I was sitting with my grandparents during Saturday morning Shabbat services in sunny Delray Beach, Florida amongst a crowd of sweet geriatrics festooned in every imaginable machination of pastel costumery, when a sharp dressed man reminiscent of a mustachioed Gary Cooper approached.  As I have learned is the new custom in this healthily germophobic land of hand sanitizers, the man extended his clenched first to my grandfather as a greeting rather than shaking hands.  (We whippersnappers call this giving ‘The Pound’) 

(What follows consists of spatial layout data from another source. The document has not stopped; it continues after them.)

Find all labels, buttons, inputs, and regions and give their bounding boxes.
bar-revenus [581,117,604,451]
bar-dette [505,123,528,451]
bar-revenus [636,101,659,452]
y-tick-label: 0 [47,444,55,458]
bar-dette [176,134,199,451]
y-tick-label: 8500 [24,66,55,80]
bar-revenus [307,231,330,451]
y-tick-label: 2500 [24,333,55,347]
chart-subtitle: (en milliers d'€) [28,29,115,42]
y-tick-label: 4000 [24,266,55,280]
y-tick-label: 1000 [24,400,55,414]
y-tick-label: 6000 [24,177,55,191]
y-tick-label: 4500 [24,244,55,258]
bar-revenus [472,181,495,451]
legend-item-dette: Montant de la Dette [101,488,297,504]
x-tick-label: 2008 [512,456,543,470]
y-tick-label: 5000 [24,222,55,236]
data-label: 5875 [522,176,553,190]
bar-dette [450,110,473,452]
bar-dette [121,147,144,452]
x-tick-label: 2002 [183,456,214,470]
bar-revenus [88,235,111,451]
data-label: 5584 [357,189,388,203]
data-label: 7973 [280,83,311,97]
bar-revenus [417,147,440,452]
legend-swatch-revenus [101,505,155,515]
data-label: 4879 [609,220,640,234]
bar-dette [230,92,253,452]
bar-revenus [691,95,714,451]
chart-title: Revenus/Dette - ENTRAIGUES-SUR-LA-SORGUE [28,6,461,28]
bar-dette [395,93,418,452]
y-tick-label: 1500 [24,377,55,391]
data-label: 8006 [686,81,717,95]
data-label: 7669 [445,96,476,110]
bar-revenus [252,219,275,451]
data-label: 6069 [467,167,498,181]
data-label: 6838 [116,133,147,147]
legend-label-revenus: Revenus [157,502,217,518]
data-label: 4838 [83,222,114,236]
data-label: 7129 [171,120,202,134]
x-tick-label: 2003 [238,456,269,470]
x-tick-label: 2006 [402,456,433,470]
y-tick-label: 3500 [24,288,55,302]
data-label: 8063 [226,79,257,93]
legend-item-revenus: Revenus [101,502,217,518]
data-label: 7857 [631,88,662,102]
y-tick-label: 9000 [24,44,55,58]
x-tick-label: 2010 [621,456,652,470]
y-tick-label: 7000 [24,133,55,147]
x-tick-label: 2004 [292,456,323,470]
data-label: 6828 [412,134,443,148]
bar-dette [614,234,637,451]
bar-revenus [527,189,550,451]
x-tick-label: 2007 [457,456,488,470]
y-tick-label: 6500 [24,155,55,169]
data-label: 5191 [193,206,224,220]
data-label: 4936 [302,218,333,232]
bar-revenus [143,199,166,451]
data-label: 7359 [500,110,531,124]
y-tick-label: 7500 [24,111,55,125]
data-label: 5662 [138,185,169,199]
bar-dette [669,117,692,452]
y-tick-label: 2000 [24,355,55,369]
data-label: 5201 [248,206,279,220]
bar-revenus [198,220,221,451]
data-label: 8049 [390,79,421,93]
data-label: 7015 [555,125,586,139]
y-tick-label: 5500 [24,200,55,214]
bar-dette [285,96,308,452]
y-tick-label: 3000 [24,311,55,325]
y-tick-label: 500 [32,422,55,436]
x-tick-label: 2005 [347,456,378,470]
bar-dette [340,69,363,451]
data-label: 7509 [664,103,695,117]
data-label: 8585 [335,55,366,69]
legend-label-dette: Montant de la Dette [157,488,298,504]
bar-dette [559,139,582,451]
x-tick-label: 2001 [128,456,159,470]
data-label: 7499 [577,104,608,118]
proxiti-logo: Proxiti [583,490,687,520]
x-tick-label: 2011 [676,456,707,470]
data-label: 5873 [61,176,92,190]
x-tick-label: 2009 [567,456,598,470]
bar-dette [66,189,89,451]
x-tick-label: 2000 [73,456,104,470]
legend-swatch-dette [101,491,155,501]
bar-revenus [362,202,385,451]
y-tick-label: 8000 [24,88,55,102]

A similar routine had occurred several times that morning, but I had enjoyed the irony of a gesture that was only five years ago reserved for generation hip-hop now being used out of perceived medical necessity by the golden girls and their hobbled hubbies in smug isolation until this fellow tapped me on the shoulder.  A bit startled, I locked eye contact making my best ‘we’re-both-cool-guys’ face and bumped knuckles.  Then this gentleman leans in with surprising vigor and says to me “Greet everybody with the same respect as the person who is most important to you.  Everyone will like you, and that’s how to be a great salesman.”

I ask my grandfather why he told this guy that I’m in sales and mess around with a blog about sales best practices, and he tells me “I did no such thing.  In fact, I barely know anything about him other than that he was a very successful menswear salesman in New York for many years.”  What!?  Maybe this guy’s thing is doling out unsolicited sales advice, but the moment felt almost cosmic in the context of an ongoing religious service.

So now I am left to extrapolate what wisdom this man would have shared relating to this comment had his career matured in the age of the blogosphere. 

We sales professionals can get so intensely focused on pleasing the main decision maker that we lose sight of the impression we’re making on other influencers.  Despite the constant reminders from every source of sales literature urging us to concentrate on VITO, nobody likes to make important decisions completely on their own, and the backing of a few confidants could make the difference between winning the deal or losing it to the brown-noser with low prices and a flashy presentation. 

If they’re with the person you are trying to win over at the time of introduction, they’ll probably get the chance to add their two cents when you leave the room.  Not letting anybody in the proverbial room get away without a direct smile and recognition is a no-lose habit worth reinforcing into second nature.  I imagine every advisor to the tri-state area’s fashion buyers of yesteryear appreciated it too.